Some of you may have noticed that dotcult.com, noslang.com and feedbutton.com have been down or acting very slowly for the last few days. I thought it was because of the amount of bandwith feedbutton was using (see post below this one) but it wasn’t. I kept running the numbers in my head and thought “wow, a dedicated server should be able to handle these 3 websites with no problems.” It turns out, I was right.

When my sites weren’t responding I went through the usual checklist. Here’s what I did and my thought process:

  1. Is it my internet connection? A quick visit to some proxy sites show that the site isn’t responding for them either.
  2. Is the server down? ping…pong it’s responding to that.. A quick look at the apache logs confirm 150 current requests being processed… it’s not down
  3. Is there a rogue process? su root; ps x …. Nope, everything looks normal here.
  4. Restart apache anyway. That didn’t seem to work.
  5. Restart the server for the hell of it… that didn’t work either
  6. Must be a network issue. tracrt www.dotcult.com … hop hop hop.. interesting….

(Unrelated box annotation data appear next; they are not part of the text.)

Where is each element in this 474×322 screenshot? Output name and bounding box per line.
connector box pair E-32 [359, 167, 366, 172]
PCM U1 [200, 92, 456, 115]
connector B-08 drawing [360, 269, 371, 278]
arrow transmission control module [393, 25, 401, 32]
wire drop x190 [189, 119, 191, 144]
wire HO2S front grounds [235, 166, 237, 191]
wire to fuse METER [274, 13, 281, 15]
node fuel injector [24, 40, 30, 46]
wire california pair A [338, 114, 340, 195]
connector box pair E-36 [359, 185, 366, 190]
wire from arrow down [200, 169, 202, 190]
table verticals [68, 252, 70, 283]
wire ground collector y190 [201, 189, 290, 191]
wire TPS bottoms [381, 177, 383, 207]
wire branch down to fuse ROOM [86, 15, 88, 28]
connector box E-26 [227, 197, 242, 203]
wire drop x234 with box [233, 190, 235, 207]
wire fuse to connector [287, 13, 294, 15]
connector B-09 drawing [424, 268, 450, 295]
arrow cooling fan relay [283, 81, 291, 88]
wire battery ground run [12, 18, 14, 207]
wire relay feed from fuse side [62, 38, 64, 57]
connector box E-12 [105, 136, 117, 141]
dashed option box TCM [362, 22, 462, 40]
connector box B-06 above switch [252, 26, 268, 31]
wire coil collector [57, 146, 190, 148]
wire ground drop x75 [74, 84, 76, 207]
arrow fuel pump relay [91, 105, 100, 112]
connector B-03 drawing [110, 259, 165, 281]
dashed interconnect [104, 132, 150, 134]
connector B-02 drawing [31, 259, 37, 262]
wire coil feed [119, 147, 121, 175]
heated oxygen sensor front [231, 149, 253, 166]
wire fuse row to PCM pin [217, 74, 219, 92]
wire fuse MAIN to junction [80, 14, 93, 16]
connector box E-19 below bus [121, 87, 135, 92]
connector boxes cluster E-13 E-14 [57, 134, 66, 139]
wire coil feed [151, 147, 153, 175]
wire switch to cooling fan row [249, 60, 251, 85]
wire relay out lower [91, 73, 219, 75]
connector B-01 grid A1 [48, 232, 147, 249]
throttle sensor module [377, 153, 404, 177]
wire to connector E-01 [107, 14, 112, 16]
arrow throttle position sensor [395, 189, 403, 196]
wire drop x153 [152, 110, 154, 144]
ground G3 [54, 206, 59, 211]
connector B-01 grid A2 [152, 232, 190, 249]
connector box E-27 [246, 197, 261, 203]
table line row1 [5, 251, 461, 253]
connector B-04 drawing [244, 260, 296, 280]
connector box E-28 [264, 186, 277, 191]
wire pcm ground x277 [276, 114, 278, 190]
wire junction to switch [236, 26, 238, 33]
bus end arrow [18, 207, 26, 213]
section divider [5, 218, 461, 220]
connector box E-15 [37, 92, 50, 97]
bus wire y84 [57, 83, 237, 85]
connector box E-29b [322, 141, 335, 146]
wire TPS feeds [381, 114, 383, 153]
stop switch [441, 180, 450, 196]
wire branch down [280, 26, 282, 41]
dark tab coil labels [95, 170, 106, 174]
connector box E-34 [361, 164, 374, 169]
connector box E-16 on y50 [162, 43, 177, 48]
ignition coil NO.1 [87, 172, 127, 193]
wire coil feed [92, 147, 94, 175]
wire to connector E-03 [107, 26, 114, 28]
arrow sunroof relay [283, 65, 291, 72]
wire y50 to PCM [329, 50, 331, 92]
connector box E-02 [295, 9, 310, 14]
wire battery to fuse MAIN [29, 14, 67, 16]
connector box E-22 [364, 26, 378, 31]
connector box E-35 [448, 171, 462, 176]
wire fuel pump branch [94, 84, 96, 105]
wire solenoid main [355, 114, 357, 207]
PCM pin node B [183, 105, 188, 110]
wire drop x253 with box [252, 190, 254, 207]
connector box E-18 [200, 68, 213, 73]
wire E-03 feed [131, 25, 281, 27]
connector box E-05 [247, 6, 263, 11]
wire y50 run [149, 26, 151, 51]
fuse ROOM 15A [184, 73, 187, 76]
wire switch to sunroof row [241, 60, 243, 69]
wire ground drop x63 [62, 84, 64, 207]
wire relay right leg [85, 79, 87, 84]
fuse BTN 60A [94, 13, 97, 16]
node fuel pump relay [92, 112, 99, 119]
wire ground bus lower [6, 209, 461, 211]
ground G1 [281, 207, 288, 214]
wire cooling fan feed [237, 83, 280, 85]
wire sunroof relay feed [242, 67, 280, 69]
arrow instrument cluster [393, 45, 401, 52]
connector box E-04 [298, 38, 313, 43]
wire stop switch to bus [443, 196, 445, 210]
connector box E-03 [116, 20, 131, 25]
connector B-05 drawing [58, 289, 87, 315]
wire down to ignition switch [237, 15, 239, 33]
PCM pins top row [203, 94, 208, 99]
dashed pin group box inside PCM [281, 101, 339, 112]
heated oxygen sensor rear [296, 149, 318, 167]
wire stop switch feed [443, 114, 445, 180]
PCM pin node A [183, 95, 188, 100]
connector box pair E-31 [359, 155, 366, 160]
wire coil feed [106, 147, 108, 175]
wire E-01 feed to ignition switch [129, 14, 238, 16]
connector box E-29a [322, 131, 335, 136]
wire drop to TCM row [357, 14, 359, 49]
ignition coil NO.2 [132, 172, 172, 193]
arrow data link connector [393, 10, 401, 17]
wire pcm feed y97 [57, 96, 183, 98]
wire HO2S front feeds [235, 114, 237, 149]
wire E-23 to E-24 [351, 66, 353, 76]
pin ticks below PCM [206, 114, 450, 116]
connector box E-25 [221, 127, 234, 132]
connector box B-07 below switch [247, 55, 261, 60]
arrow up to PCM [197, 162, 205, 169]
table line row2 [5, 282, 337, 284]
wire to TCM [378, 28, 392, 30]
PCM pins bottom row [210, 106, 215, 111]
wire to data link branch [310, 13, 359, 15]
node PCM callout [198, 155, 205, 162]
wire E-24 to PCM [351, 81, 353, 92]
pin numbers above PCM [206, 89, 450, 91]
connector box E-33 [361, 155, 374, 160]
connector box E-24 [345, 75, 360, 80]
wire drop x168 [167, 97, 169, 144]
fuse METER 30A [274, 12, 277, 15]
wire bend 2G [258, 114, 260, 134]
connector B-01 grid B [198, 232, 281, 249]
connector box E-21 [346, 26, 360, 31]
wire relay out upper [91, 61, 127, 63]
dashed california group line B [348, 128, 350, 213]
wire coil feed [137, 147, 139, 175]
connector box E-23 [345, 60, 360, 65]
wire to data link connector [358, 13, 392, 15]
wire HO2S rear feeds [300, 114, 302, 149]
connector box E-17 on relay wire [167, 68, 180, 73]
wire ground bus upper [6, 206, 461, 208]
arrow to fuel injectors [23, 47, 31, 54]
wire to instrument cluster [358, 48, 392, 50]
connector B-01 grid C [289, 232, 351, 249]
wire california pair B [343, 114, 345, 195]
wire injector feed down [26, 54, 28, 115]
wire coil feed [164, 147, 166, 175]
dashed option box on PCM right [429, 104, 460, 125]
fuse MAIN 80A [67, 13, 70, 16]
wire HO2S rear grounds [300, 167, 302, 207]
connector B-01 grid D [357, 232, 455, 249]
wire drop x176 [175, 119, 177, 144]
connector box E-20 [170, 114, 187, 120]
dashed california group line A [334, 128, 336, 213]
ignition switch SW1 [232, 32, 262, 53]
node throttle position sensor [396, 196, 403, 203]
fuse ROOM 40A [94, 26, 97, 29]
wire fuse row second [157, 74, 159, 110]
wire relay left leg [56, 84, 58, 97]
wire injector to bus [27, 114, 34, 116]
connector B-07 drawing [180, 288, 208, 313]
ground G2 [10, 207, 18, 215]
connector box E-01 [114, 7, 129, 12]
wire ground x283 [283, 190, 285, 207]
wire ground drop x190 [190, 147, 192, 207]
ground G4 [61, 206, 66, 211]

After it reaches a GoDaddy IP address (ip.secureserver.net) the final 5 hops take 778ms. This tells me that the problem is somewhere within GoDaddy’s network. It also tells me that there’s nothing I can do to fix this problem. I’m stuck calling GoDaddy.

After about 30 seconds of hold time (impressive!) I’m met by a guy on the other end. Before I can tell him what the issue is, he explains to me that I have an unassisted server plan, and thus he can’t help me. He also told me that he can access my sites fine. I tried to explain to him that by accessing them locally from his network, he won’t experience it… to try a proxy site or external internet connection. He refuses.

30 minutes later, I finally got a manager on the phone. He gave me the same shtick about having to upgrade to an assisted plan. After explaining what I’ve already tried, and assuring him that I know my way around a linux box, I told him it’s got to be a network issue and asked him to walk down to his server team and ask them to debug. I had to threaten to close my account, but he finally obliged.

Only then did he realize that they were having some hardware issues. Apparently the issues were bigger than just my site because he seemed to have an “oh shit” reaction to what he found. He told me that it would take a day or 2 to fix the issue, and thanked me for reporting it.

He was right. The next day the problems were gone and my sites are currently responding faster than ever. (I know I’m probably jinxing myself with this one.)

I’m just shocked that I had to go through all of this. It took him about 5 minutes to find the issue once he went down to his team in the server room, but it should have been found and fixed before I even called.

  1. What a wanker. Seriously, if you want fucking shit customer service you need look no further than webhosts. It seems that because they’re not physically customer facing they feel they can fob you off with any old shit.

    My webhosts (sitehq) have pretty dreadful customer service (well, to be honest, there’s only one guy who answers my tickets and I think it’s more of a personality clash, so I accept part of the responsibility if I’m being fair). The point is, I said I was going to take my business elsewhere and they didn’t care, just closed the ticket without comment – where do you go from there? As a consumer the only leverage we have is our trade, and if the company in question doesn’t care about keeping you – you’re totally screwed.

    Comment by Alexander — August 6, 2007 @ 5:34 am